(cała noc śniły mi się trupy w bagażnikach samochodów, policyjne blokady pod pracą, krew wyciekająca z wnętrza auta – ktoś się pokusi o interpretację?)
Tak, umiejętność rozmowy to Sztuka. Właśnie Wąż przyznał w rozmowie telefonicznej, że tak, być może powinien iść na kurs komunikowania się, ale z Panią z banku dogadać się nie potrafi. No bo jak *&^%$$ wyskakujesz z tonem wyższości i pt: co ty mi tu śmieciu bankowy będziesz, to ja się nie dziwię, że się Pani najeża.
Byłam tylko lekko niemiła. Odrobinę. Na tyle, żeby dopieścić moje sączące niechęć skorpionie ja.
A ponieważ dochodzimy z MJ do tych samych wniosków, to mnie wyszczupla. Ona co prawda dałaby spokój, życzyła szczęścia i wszelkiej pomyślności na nowej drodze życia, ale ja jakoś nie bardzo. Mam parę życzeń kierowanych intensywnie przy okazji zdmuchiwania urodzinowych świeczek, czy opowieści wigilijnej i one się sprawdzą, ja to wiem.
Ludzie nie zdają sobie sprawy z tego (i nie mam tu tylko na myśli Węża zwanego też Drożdżem, o jakże to pasuje do jego nadwagi i brzucha a la połknąłem dużą piłkę lekarską – powodzi mu się bez żony najwidoczniej), że narastająca frustracja rodzi agresję. W różnej formie. Z Grabarką snujemy plany zakopania żywcem. Osobiście wolę bardziej wyrachowane działanie. Zaczynam jak lokomotywa Tuwima, najpierw powoli…

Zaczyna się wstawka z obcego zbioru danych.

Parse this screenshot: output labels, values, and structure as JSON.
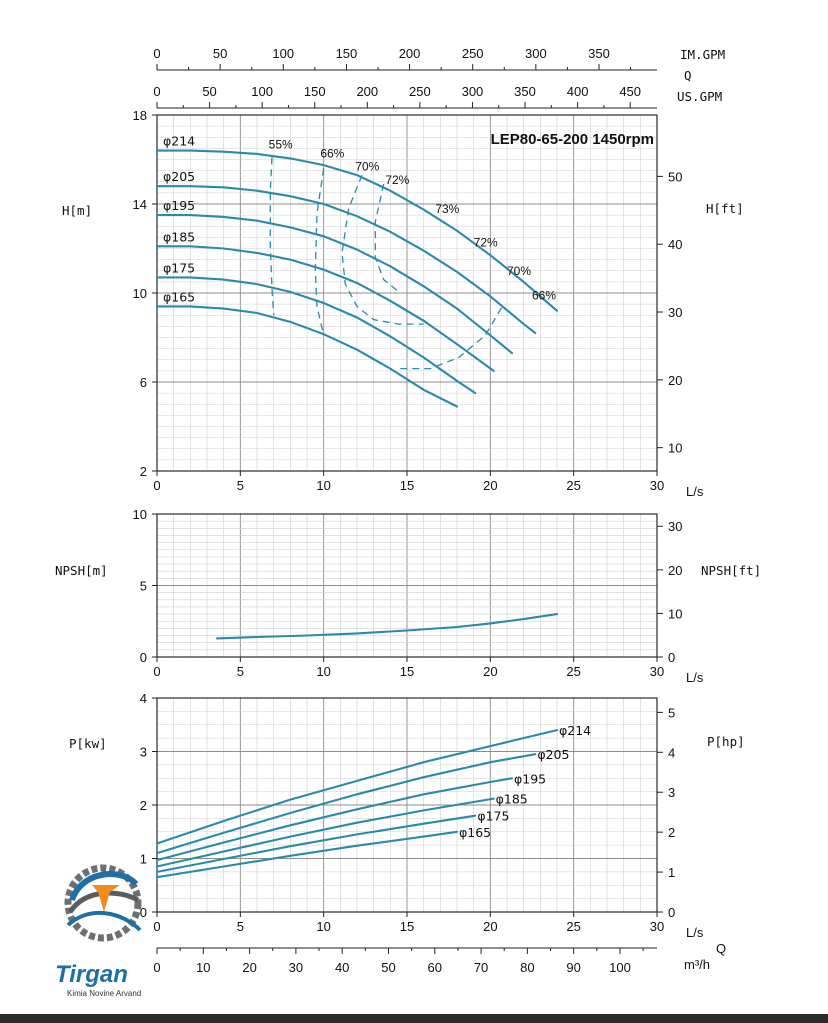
{
  "chart_data": [
    {
      "type": "line",
      "title": "LEP80-65-200 1450rpm",
      "xlabel": "L/s",
      "ylabel": "H[m]",
      "ylabel_right": "H[ft]",
      "xlim": [
        0,
        30
      ],
      "ylim": [
        2,
        18
      ],
      "ylim_right": [
        6.56,
        59.05
      ],
      "x_ticks": [
        "0",
        "5",
        "10",
        "15",
        "20",
        "25",
        "30"
      ],
      "y_ticks": [
        "2",
        "6",
        "10",
        "14",
        "18"
      ],
      "y_ticks_right": [
        "10",
        "20",
        "30",
        "40",
        "50"
      ],
      "top_axes": [
        {
          "unit": "IM.GPM",
          "ticks": [
            "0",
            "50",
            "100",
            "150",
            "200",
            "250",
            "300",
            "350"
          ]
        },
        {
          "unit": "Q",
          "ticks": []
        },
        {
          "unit": "US.GPM",
          "ticks": [
            "0",
            "50",
            "100",
            "150",
            "200",
            "250",
            "300",
            "350",
            "400",
            "450"
          ]
        }
      ],
      "series": [
        {
          "name": "φ214",
          "x": [
            0,
            2,
            4,
            6,
            8,
            10,
            12,
            14,
            16,
            18,
            20,
            22,
            24
          ],
          "y": [
            16.4,
            16.4,
            16.35,
            16.25,
            16.05,
            15.75,
            15.3,
            14.6,
            13.75,
            12.8,
            11.7,
            10.5,
            9.2
          ]
        },
        {
          "name": "φ205",
          "x": [
            0,
            2,
            4,
            6,
            8,
            10,
            12,
            14,
            16,
            18,
            20,
            22,
            22.7
          ],
          "y": [
            14.8,
            14.8,
            14.75,
            14.6,
            14.35,
            14.0,
            13.45,
            12.75,
            11.9,
            10.95,
            9.85,
            8.6,
            8.2
          ]
        },
        {
          "name": "φ195",
          "x": [
            0,
            2,
            4,
            6,
            8,
            10,
            12,
            14,
            16,
            18,
            20,
            21.3
          ],
          "y": [
            13.5,
            13.5,
            13.42,
            13.25,
            12.95,
            12.55,
            11.95,
            11.2,
            10.3,
            9.3,
            8.1,
            7.3
          ]
        },
        {
          "name": "φ185",
          "x": [
            0,
            2,
            4,
            6,
            8,
            10,
            12,
            14,
            16,
            18,
            20.2
          ],
          "y": [
            12.1,
            12.1,
            12.0,
            11.8,
            11.5,
            11.05,
            10.45,
            9.65,
            8.75,
            7.7,
            6.5
          ]
        },
        {
          "name": "φ175",
          "x": [
            0,
            2,
            4,
            6,
            8,
            10,
            12,
            14,
            16,
            18,
            19.1
          ],
          "y": [
            10.7,
            10.7,
            10.6,
            10.4,
            10.05,
            9.55,
            8.9,
            8.05,
            7.1,
            6.05,
            5.5
          ]
        },
        {
          "name": "φ165",
          "x": [
            0,
            2,
            4,
            6,
            8,
            10,
            12,
            14,
            16,
            18
          ],
          "y": [
            9.4,
            9.4,
            9.3,
            9.1,
            8.7,
            8.15,
            7.45,
            6.6,
            5.65,
            4.9
          ]
        }
      ],
      "efficiency_labels": [
        "55%",
        "66%",
        "70%",
        "72%",
        "73%",
        "72%",
        "70%",
        "66%"
      ],
      "iso_efficiency": [
        {
          "x": [
            6.9,
            6.8,
            6.8,
            6.9,
            7.0
          ],
          "y": [
            16.1,
            14.6,
            12.1,
            10.2,
            9.0
          ]
        },
        {
          "x": [
            10.0,
            9.6,
            9.5,
            9.6,
            10.0
          ],
          "y": [
            15.6,
            13.6,
            11.0,
            9.4,
            8.1
          ]
        },
        {
          "x": [
            12.3,
            11.5,
            11.1,
            11.3,
            12.0,
            13.0,
            14.5,
            16.0
          ],
          "y": [
            15.3,
            13.8,
            11.8,
            10.4,
            9.4,
            8.8,
            8.6,
            8.6
          ]
        },
        {
          "x": [
            13.6,
            13.1,
            13.1,
            13.6,
            14.6
          ],
          "y": [
            14.9,
            13.2,
            11.6,
            10.6,
            10.0
          ]
        },
        {
          "x": [
            14.6,
            16.4,
            18.1,
            19.7,
            20.8
          ],
          "y": [
            6.6,
            6.6,
            7.1,
            8.1,
            9.5
          ]
        }
      ]
    },
    {
      "type": "line",
      "xlabel": "L/s",
      "ylabel": "NPSH[m]",
      "ylabel_right": "NPSH[ft]",
      "xlim": [
        0,
        30
      ],
      "ylim": [
        0,
        10
      ],
      "ylim_right": [
        0,
        32.81
      ],
      "x_ticks": [
        "0",
        "5",
        "10",
        "15",
        "20",
        "25",
        "30"
      ],
      "y_ticks": [
        "0",
        "5",
        "10"
      ],
      "y_ticks_right": [
        "0",
        "10",
        "20",
        "30"
      ],
      "series": [
        {
          "name": "",
          "x": [
            3.6,
            6,
            9,
            12,
            15,
            18,
            20,
            22,
            24
          ],
          "y": [
            1.3,
            1.4,
            1.5,
            1.65,
            1.85,
            2.1,
            2.35,
            2.65,
            3.0
          ]
        }
      ]
    },
    {
      "type": "line",
      "xlabel": "L/s",
      "ylabel": "P[kw]",
      "ylabel_right": "P[hp]",
      "xlim": [
        0,
        30
      ],
      "ylim": [
        0,
        4
      ],
      "ylim_right": [
        0,
        5.36
      ],
      "x_ticks": [
        "0",
        "5",
        "10",
        "15",
        "20",
        "25",
        "30"
      ],
      "y_ticks": [
        "0",
        "1",
        "2",
        "3",
        "4"
      ],
      "y_ticks_right": [
        "0",
        "1",
        "2",
        "3",
        "4",
        "5"
      ],
      "bottom_axis": {
        "unit": "m³/h",
        "ticks": [
          "0",
          "10",
          "20",
          "30",
          "40",
          "50",
          "60",
          "70",
          "80",
          "90",
          "100"
        ]
      },
      "q_label": "Q",
      "series": [
        {
          "name": "φ214",
          "x": [
            0,
            4,
            8,
            12,
            16,
            20,
            24
          ],
          "y": [
            1.28,
            1.7,
            2.1,
            2.45,
            2.8,
            3.1,
            3.4
          ]
        },
        {
          "name": "φ205",
          "x": [
            0,
            4,
            8,
            12,
            16,
            20,
            22.7
          ],
          "y": [
            1.1,
            1.48,
            1.85,
            2.2,
            2.52,
            2.8,
            2.95
          ]
        },
        {
          "name": "φ195",
          "x": [
            0,
            4,
            8,
            12,
            16,
            20,
            21.3
          ],
          "y": [
            0.97,
            1.3,
            1.62,
            1.92,
            2.2,
            2.43,
            2.5
          ]
        },
        {
          "name": "φ185",
          "x": [
            0,
            4,
            8,
            12,
            16,
            20.2
          ],
          "y": [
            0.85,
            1.13,
            1.41,
            1.67,
            1.9,
            2.12
          ]
        },
        {
          "name": "φ175",
          "x": [
            0,
            4,
            8,
            12,
            16,
            19.1
          ],
          "y": [
            0.75,
            0.99,
            1.23,
            1.45,
            1.65,
            1.8
          ]
        },
        {
          "name": "φ165",
          "x": [
            0,
            4,
            8,
            12,
            16,
            18
          ],
          "y": [
            0.65,
            0.85,
            1.05,
            1.24,
            1.41,
            1.5
          ]
        }
      ]
    }
  ],
  "brand": {
    "name": "Tirgan",
    "tagline": "Kimia Novine Arvand"
  },
  "colors": {
    "curve": "#2b8aa8",
    "brand_blue": "#1d6fa5",
    "brand_orange": "#f28a1f",
    "brand_gray": "#6d6f73"
  }
}
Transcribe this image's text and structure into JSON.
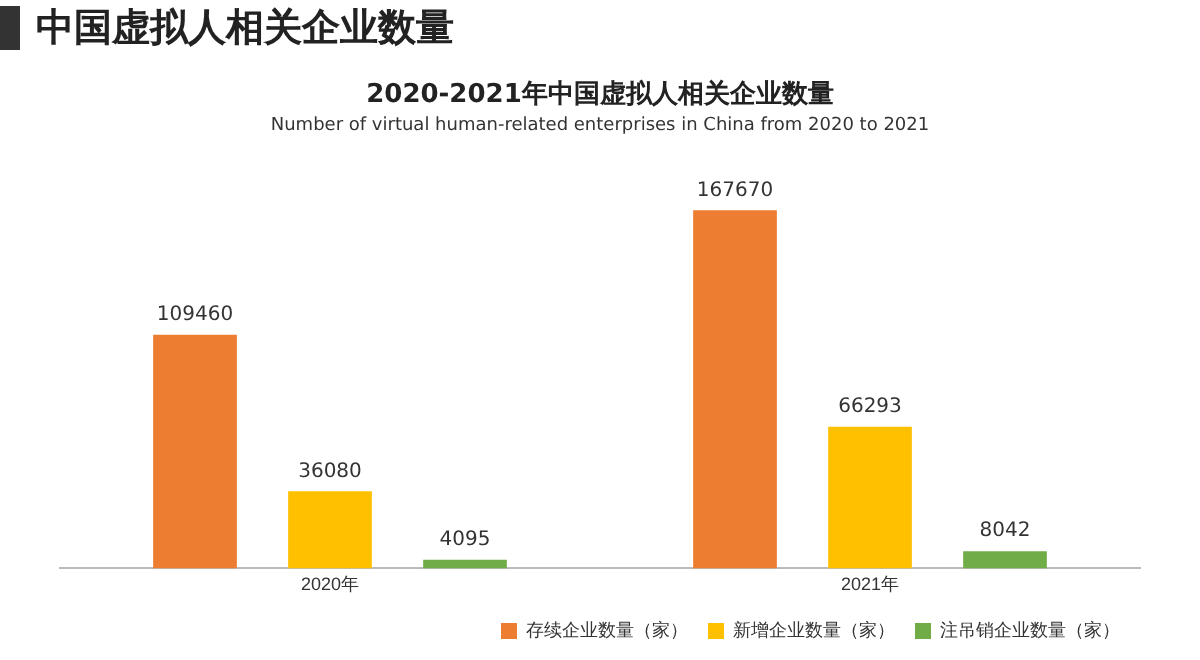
{
  "chart_data": {
    "type": "bar",
    "title": "2020-2021年中国虚拟人相关企业数量",
    "subtitle": "Number of virtual human-related enterprises in China from 2020 to 2021",
    "annotations": [
      "中国虚拟人相关企业数量"
    ],
    "categories": [
      "2020年",
      "2021年"
    ],
    "series": [
      {
        "name": "存续企业数量（家）",
        "color": "#ed7d31",
        "values": [
          109460,
          167670
        ]
      },
      {
        "name": "新增企业数量（家）",
        "color": "#ffc000",
        "values": [
          36080,
          66293
        ]
      },
      {
        "name": "注吊销企业数量（家）",
        "color": "#70ad47",
        "values": [
          4095,
          8042
        ]
      }
    ],
    "data_labels": true,
    "grid": false,
    "legend": "bottom"
  }
}
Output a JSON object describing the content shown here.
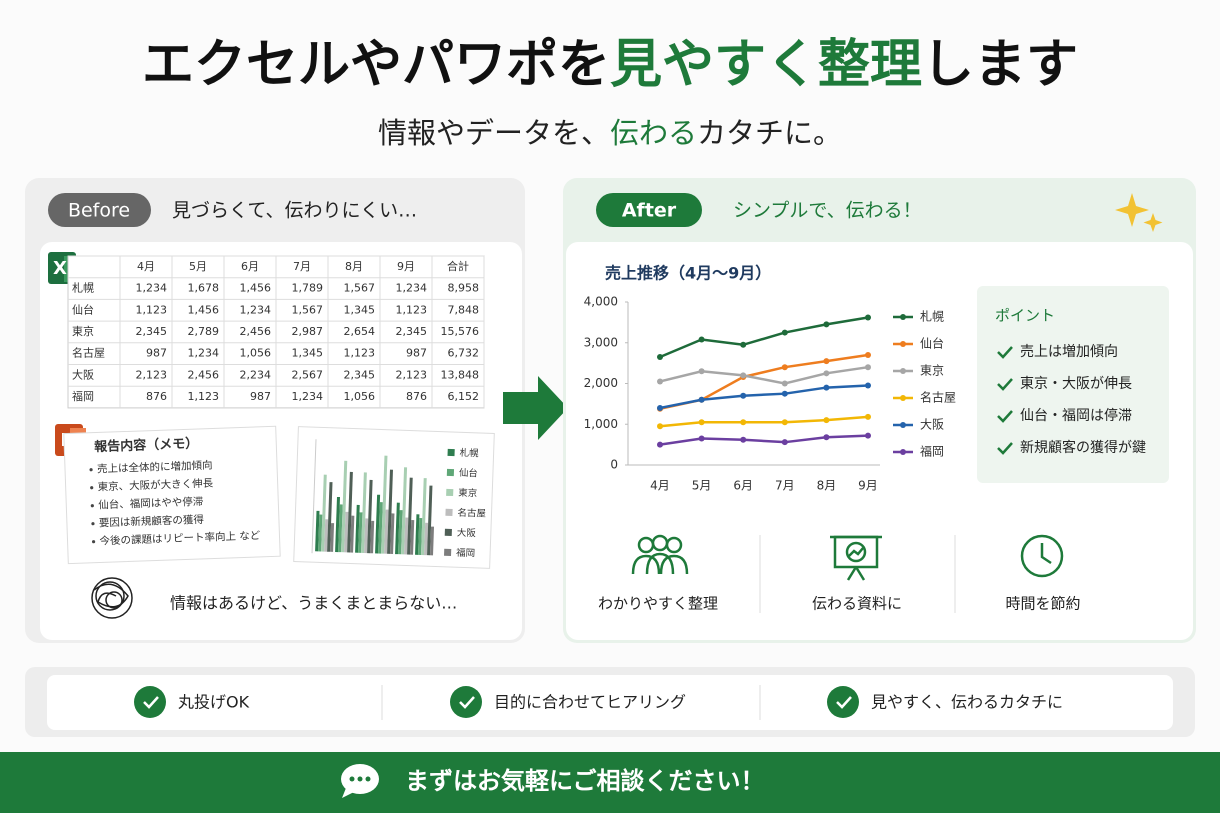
{
  "header": {
    "title_part1": "エクセルやパワポを",
    "title_highlight": "見やすく整理",
    "title_part2": "します",
    "subtitle_part1": "情報やデータを、",
    "subtitle_highlight": "伝わる",
    "subtitle_part2": "カタチに。"
  },
  "before": {
    "badge": "Before",
    "caption": "見づらくて、伝わりにくい…",
    "table": {
      "header": [
        "4月",
        "5月",
        "6月",
        "7月",
        "8月",
        "9月",
        "合計"
      ],
      "rows": [
        {
          "name": "札幌",
          "values": [
            "1,234",
            "1,678",
            "1,456",
            "1,789",
            "1,567",
            "1,234",
            "8,958"
          ]
        },
        {
          "name": "仙台",
          "values": [
            "1,123",
            "1,456",
            "1,234",
            "1,567",
            "1,345",
            "1,123",
            "7,848"
          ]
        },
        {
          "name": "東京",
          "values": [
            "2,345",
            "2,789",
            "2,456",
            "2,987",
            "2,654",
            "2,345",
            "15,576"
          ]
        },
        {
          "name": "名古屋",
          "values": [
            "987",
            "1,234",
            "1,056",
            "1,345",
            "1,123",
            "987",
            "6,732"
          ]
        },
        {
          "name": "大阪",
          "values": [
            "2,123",
            "2,456",
            "2,234",
            "2,567",
            "2,345",
            "2,123",
            "13,848"
          ]
        },
        {
          "name": "福岡",
          "values": [
            "876",
            "1,123",
            "987",
            "1,234",
            "1,056",
            "876",
            "6,152"
          ]
        }
      ]
    },
    "memo": {
      "title": "報告内容（メモ）",
      "items": [
        "売上は全体的に増加傾向",
        "東京、大阪が大きく伸長",
        "仙台、福岡はやや停滞",
        "要因は新規顧客の獲得",
        "今後の課題はリピート率向上  など"
      ]
    },
    "mini_chart": {
      "type": "bar",
      "series": [
        {
          "name": "札幌",
          "color": "#2e7d4f",
          "values": [
            1234,
            1678,
            1456,
            1789,
            1567,
            1234
          ]
        },
        {
          "name": "仙台",
          "color": "#5fa777",
          "values": [
            1123,
            1456,
            1234,
            1567,
            1345,
            1123
          ]
        },
        {
          "name": "東京",
          "color": "#a8cfb2",
          "values": [
            2345,
            2789,
            2456,
            2987,
            2654,
            2345
          ]
        },
        {
          "name": "名古屋",
          "color": "#bdbdbd",
          "values": [
            987,
            1234,
            1056,
            1345,
            1123,
            987
          ]
        },
        {
          "name": "大阪",
          "color": "#4f5f56",
          "values": [
            2123,
            2456,
            2234,
            2567,
            2345,
            2123
          ]
        },
        {
          "name": "福岡",
          "color": "#7d7d7d",
          "values": [
            876,
            1123,
            987,
            1234,
            1056,
            876
          ]
        }
      ]
    },
    "footer_text": "情報はあるけど、うまくまとまらない…"
  },
  "after": {
    "badge": "After",
    "caption": "シンプルで、伝わる！",
    "chart": {
      "type": "line",
      "title": "売上推移（4月〜9月）",
      "categories": [
        "4月",
        "5月",
        "6月",
        "7月",
        "8月",
        "9月"
      ],
      "ylim": [
        0,
        4000
      ],
      "yticks": [
        0,
        {
          "value": 1000,
          "label": "1,000"
        },
        {
          "value": 2000,
          "label": "2,000"
        },
        {
          "value": 3000,
          "label": "3,000"
        },
        {
          "value": 4000,
          "label": "4,000"
        }
      ],
      "series": [
        {
          "name": "札幌",
          "color": "#1e6b3a",
          "values": [
            2650,
            3080,
            2950,
            3250,
            3450,
            3620
          ]
        },
        {
          "name": "仙台",
          "color": "#ee7d1f",
          "values": [
            1380,
            1600,
            2160,
            2400,
            2550,
            2700
          ]
        },
        {
          "name": "東京",
          "color": "#a6a6a6",
          "values": [
            2050,
            2300,
            2200,
            2000,
            2250,
            2400
          ]
        },
        {
          "name": "名古屋",
          "color": "#f2b705",
          "values": [
            950,
            1050,
            1050,
            1050,
            1100,
            1180
          ]
        },
        {
          "name": "大阪",
          "color": "#2463ac",
          "values": [
            1400,
            1600,
            1700,
            1750,
            1900,
            1950
          ]
        },
        {
          "name": "福岡",
          "color": "#6b3fa0",
          "values": [
            500,
            650,
            620,
            560,
            680,
            720
          ]
        }
      ]
    },
    "points": {
      "title": "ポイント",
      "items": [
        "売上は増加傾向",
        "東京・大阪が伸長",
        "仙台・福岡は停滞",
        "新規顧客の獲得が鍵"
      ]
    },
    "features": [
      "わかりやすく整理",
      "伝わる資料に",
      "時間を節約"
    ]
  },
  "benefits": [
    "丸投げOK",
    "目的に合わせてヒアリング",
    "見やすく、伝わるカタチに"
  ],
  "cta": "まずはお気軽にご相談ください！"
}
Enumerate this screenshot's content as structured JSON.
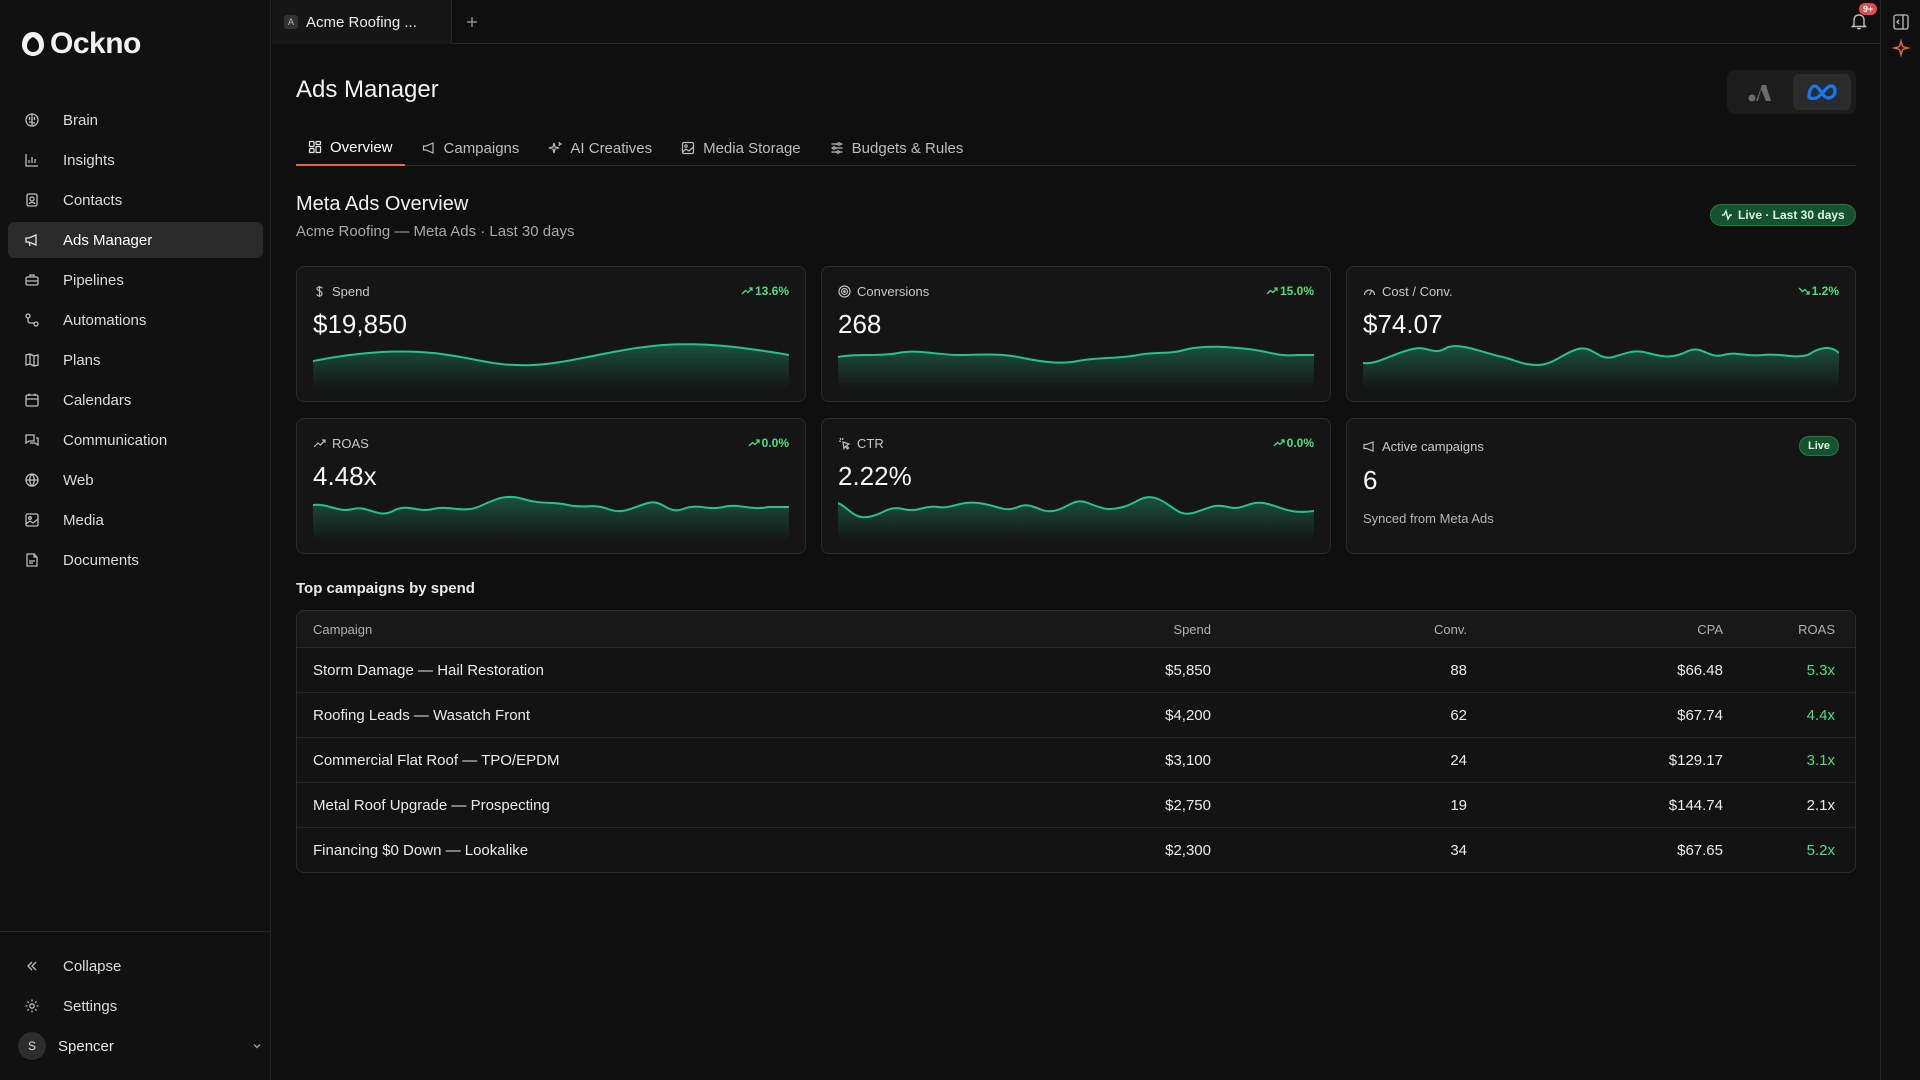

I jeszcze szczeniak mi się śnił. Suka dobremana, cała czarna. Znaleziona w koszyku a la wielkanocna święconka, na schodach utworzonych z korzeni drzew porastających wzgórze. Cudnie.
Pomalutku, powolutku układa się puzzel, po puzzelku. Wszystko. No przecież JA nie dam rady?